Many people come to meditation thinking that they’ve already learned how to think. They went to school and they learned all kinds of good ways to think. They don’t need to be taught how to think any more. They need to be taught how not to think. But that’s not really true. School teaches us how to think about certain things, but it doesn’t teach us how to think properly about the big issues in life. And sometimes the more education you have, the dumber you get about the big issues.
There’s a phrase in Thailand: The more you study, the more stupid you get; the bigger you get, the more naive. We learn how to think about all kinds of things except for the important issues in life: how to face aging, how to face illness, how to face death, how to face separation, how to order our priorities so that we can really focus on what’s important, i.e., what we’re doing right now. What kind of actions are good for creating good qualities in life? What are the important things to try to accomplish in life? We have to learn how to think about these things in the proper way, because that can save us a lot of suffering and save the people around us a lot of suffering as well.
So as Ajaan Lee used to say, meditation is not just about not thinking, it’s also about learning about how to think in a really skillful way: developing both the quiet mind and the properly thinking mind.
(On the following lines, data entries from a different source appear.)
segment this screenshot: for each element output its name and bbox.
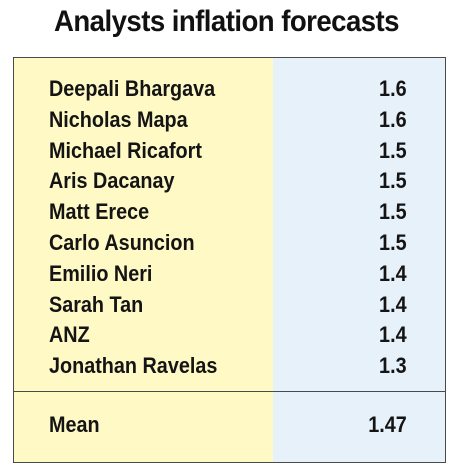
table-row: Nicholas Mapa 1.6	[14, 105, 445, 136]
forecast-value: 1.5	[379, 137, 407, 163]
value-column-background	[273, 58, 445, 462]
table-row: Emilio Neri 1.4	[14, 259, 445, 290]
forecast-value: 1.6	[379, 106, 407, 132]
forecast-value: 1.4	[379, 322, 407, 348]
forecast-table: Deepali Bhargava 1.6 Nicholas Mapa 1.6 Micha…	[13, 57, 446, 463]
name-column-background	[14, 58, 273, 462]
analyst-name: Carlo Asuncion	[49, 229, 195, 255]
table-row: Aris Dacanay 1.5	[14, 166, 445, 197]
table-row: Jonathan Ravelas 1.3	[14, 351, 445, 382]
analyst-name: Aris Dacanay	[49, 168, 175, 194]
mean-row: Mean 1.47	[14, 410, 445, 442]
forecast-value: 1.6	[379, 76, 407, 101]
mean-label: Mean	[49, 412, 100, 437]
analyst-name: Emilio Neri	[49, 260, 153, 286]
forecast-value: 1.5	[379, 168, 407, 194]
analyst-name: Jonathan Ravelas	[49, 353, 218, 379]
forecast-value: 1.5	[379, 229, 407, 255]
analyst-name: Matt Erece	[49, 199, 150, 225]
table-row: Sarah Tan 1.4	[14, 290, 445, 321]
chart-title: Analysts inflation forecasts	[53, 5, 400, 38]
table-row: Michael Ricafort 1.5	[14, 136, 445, 167]
table-row: ANZ 1.4	[14, 320, 445, 351]
forecast-value: 1.4	[379, 260, 407, 286]
table-row: Carlo Asuncion 1.5	[14, 228, 445, 259]
mean-divider	[14, 391, 445, 392]
forecast-value: 1.5	[379, 199, 407, 225]
table-row: Matt Erece 1.5	[14, 197, 445, 228]
analyst-name: Deepali Bhargava	[49, 76, 216, 101]
analyst-name: Sarah Tan	[49, 291, 144, 317]
forecast-rows: Deepali Bhargava 1.6 Nicholas Mapa 1.6 Micha…	[14, 74, 445, 382]
analyst-name: Nicholas Mapa	[49, 106, 188, 132]
table-row: Deepali Bhargava 1.6	[14, 74, 445, 105]
forecast-value: 1.3	[379, 353, 407, 379]
mean-value: 1.47	[368, 412, 407, 437]
forecast-value: 1.4	[379, 291, 407, 317]
analyst-name: ANZ	[49, 322, 90, 348]
analyst-name: Michael Ricafort	[49, 137, 202, 163]
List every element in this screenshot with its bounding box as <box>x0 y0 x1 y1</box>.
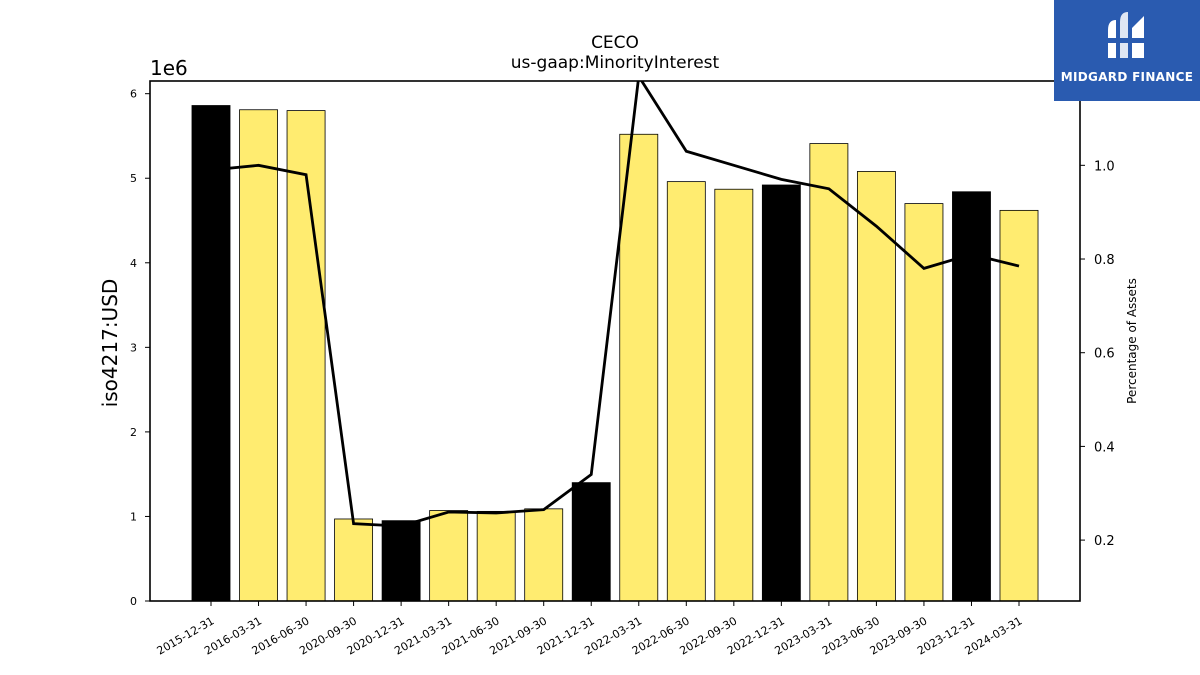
bar-2021-03-31 <box>429 510 469 602</box>
bar-2016-03-31 <box>239 109 278 602</box>
bar-2022-06-30 <box>666 181 706 602</box>
plot-frame <box>149 80 1081 602</box>
bar-2022-03-31 <box>619 133 659 602</box>
y-tick-label: 3 <box>130 341 137 354</box>
y-axis-label: iso4217:USD <box>98 279 122 408</box>
logo-text: MIDGARD FINANCE <box>1060 70 1194 84</box>
bar-2021-09-30 <box>524 508 564 602</box>
y-tick-label: 5 <box>130 172 137 185</box>
line-layer <box>210 81 1020 528</box>
bar-2023-12-31 <box>952 191 991 602</box>
y-right-tick-label: 0.6 <box>1094 347 1115 362</box>
y-tick-label: 1 <box>130 510 137 523</box>
bar-2016-06-30 <box>286 110 326 602</box>
percentage-line <box>210 81 1020 528</box>
bar-2021-12-31 <box>571 482 611 602</box>
bars-layer <box>191 105 1039 602</box>
chart-subtitle: us-gaap:MinorityInterest <box>511 53 720 73</box>
midgard-finance-logo: MIDGARD FINANCE <box>1054 0 1200 101</box>
midgard-logo-icon <box>1107 12 1145 58</box>
y-tick-label: 0 <box>130 595 137 608</box>
y-tick-label: 2 <box>130 426 137 439</box>
bar-2023-06-30 <box>856 171 896 602</box>
y-offset-label: 1e6 <box>150 56 188 80</box>
bar-2020-12-31 <box>381 520 421 602</box>
bar-2024-03-31 <box>999 209 1039 602</box>
bar-2021-06-30 <box>476 510 516 602</box>
bar-2023-03-31 <box>809 143 849 602</box>
bar-2022-12-31 <box>761 184 801 602</box>
y-tick-label: 6 <box>130 88 137 101</box>
y-right-tick-label: 0.4 <box>1094 440 1115 455</box>
y-right-tick-label: 0.8 <box>1094 253 1115 268</box>
y-right-tick-label: 0.2 <box>1094 534 1115 549</box>
y-tick-label: 4 <box>130 257 137 270</box>
y-axis-right-label: Percentage of Assets <box>1125 278 1139 404</box>
bar-2020-09-30 <box>334 518 374 602</box>
y-right-tick-label: 1.0 <box>1094 159 1115 174</box>
chart-title: CECO <box>591 33 639 53</box>
bar-2022-09-30 <box>714 188 754 602</box>
bar-2015-12-31 <box>191 105 231 602</box>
Those are the things needed to get to that heartwood, the thing that’s of ultimate value.
There was a time shortly before Ajaan Suwat’s passing away, when I visited him in Thailand, and he was talking about how his brain was beginning to malfunction. He said it was giving him all kinds of weird perceptions. But he had developed the skills of mind to recognize that these were weird perception. He didn’t say that, but that was one of my things I noticed. After saying that his mind was giving him weird perceptions, he stopped for a second, and then he said, “But that thing I got from my meditation, that’s still there. That doesn’t change.”
We hear that, and they’re inspiring words, but hopefully there’ll be the day when we can know that thing for ourselves.